Until he started secondary school.
I don’t know what happened, but oh my goodness! That boy lost and forgot more things in his first term in year 7 than his brother had forgotten in over three years at secondary school.
He’s not deliberately careless. He really doesn’t mean to lose things, but somehow he can’t help it.
Shirts, PE tops, rugby hats, water bottles… If it could be removed from his body or his bag, he would lose it.
Some items came back home eventually, others didn’t.
In year 8 so far, he managed to forget either his guitar or his rugby boots three Mondays out of four. Then on the fifth Monday he excelled himself. We couldn’t find his school shoes in the morning and, by process of elimination, worked out that he must have left them behind after rugby on the Saturday. At a school 15 miles away.
Remarkably, we got them back, although it did take an hour and a half out of my life that I’ll never get back.
Then less than two weeks later, he took it a step further.
He came home without his PE bag, which contained his PE kit and trainers. But luckily not his rugby kit and rugby boots. He was particularly upset about this because it wasn’t his fault (in his opinion). He’d chucked his PE bag on the ground outside. In the area where everyone chucks their bags and there are notices everywhere saying ‘Please don’t leave your bags here’. Clearly someone had mistakenly picked up his bag.
But they would realise their mistake, wouldn’t they? They’d notice that the shorts were too small and that the trainers were wrong. Right?
But they didn’t. There was no sign of the bag in lost property and the name label in the shorts wasn’t helping them to magically make their way back home.
On the Sunday evening, I went to check my son’s gumshield was clean for his rugby match the next day. But it was nowhere to be seen. Of course, it was in the missing PE bag.
Why did we only realise on Sunday evening, when he had a game on Monday? Why didn’t we notice on Thursday, Friday or Saturday? Or even on Sunday morning?
Without a gumshield, he couldn’t play.
So somebody had to go out in the biblical rain to buy him a new gumshield, then drive to school with boiling water in a flask and a saucepan to tip the boiling water into, to mould the gumshield.
While I was sat in the car park, the opposition team bus arrived. We were cutting it a bit fine.

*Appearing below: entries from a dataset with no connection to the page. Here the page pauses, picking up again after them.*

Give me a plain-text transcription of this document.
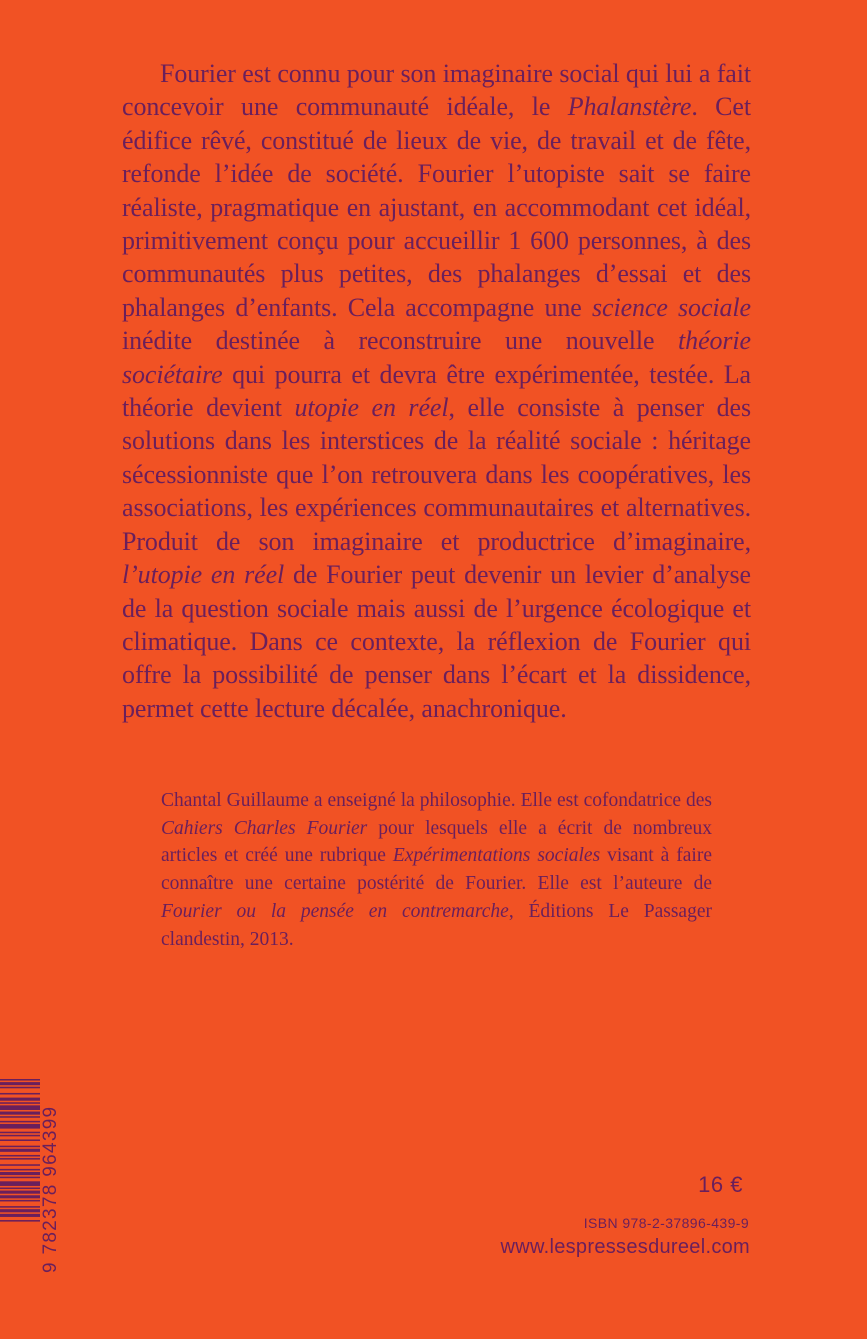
Fourier est connu pour son imaginaire social qui lui a fait concevoir une communauté idéale, le Phalanstère. Cet édifice rêvé, constitué de lieux de vie, de travail et de fête, refonde l’idée de société. Fourier l’utopiste sait se faire réaliste, pragmatique en ajustant, en accommodant cet idéal, primitivement conçu pour accueillir 1 600 personnes, à des communautés plus petites, des phalanges d’essai et des phalanges d’enfants. Cela accompagne une science sociale inédite destinée à reconstruire une nouvelle théorie sociétaire qui pourra et devra être expérimentée, testée. La théorie devient utopie en réel, elle consiste à penser des solutions dans les interstices de la réalité sociale : héritage sécessionniste que l’on retrouvera dans les coopératives, les associations, les expériences communautaires et alternatives. Produit de son imaginaire et productrice d’imaginaire, l’utopie en réel de Fourier peut devenir un levier d’analyse de la question sociale mais aussi de l’urgence écologique et climatique. Dans ce contexte, la réflexion de Fourier qui offre la possibilité de penser dans l’écart et la dissidence, permet cette lecture décalée, anachronique.

Chantal Guillaume a enseigné la philosophie. Elle est cofondatrice des Cahiers Charles Fourier pour lesquels elle a écrit de nombreux articles et créé une rubrique Expérimentations sociales visant à faire connaître une certaine postérité de Fourier. Elle est l’auteure de Fourier ou la pensée en contremarche, Éditions Le Passager clandestin, 2013.

9 782378 964399	16 €
ISBN 978-2-37896-439-9
www.lespressesdureel.com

My son burst into the car, looking like a drowned rat, but still feeling pleased to have found the water bottle he’d lost on Friday. No sign of the PE bag though. The gumshield was fitted in record time and he was gone.
I’d only just left the school grounds when the phone rang.
‘Mum, the game’s been called off!’
And the missing PE bag? That eventually materialised in lost property two days later, nearly a week after it had gone missing.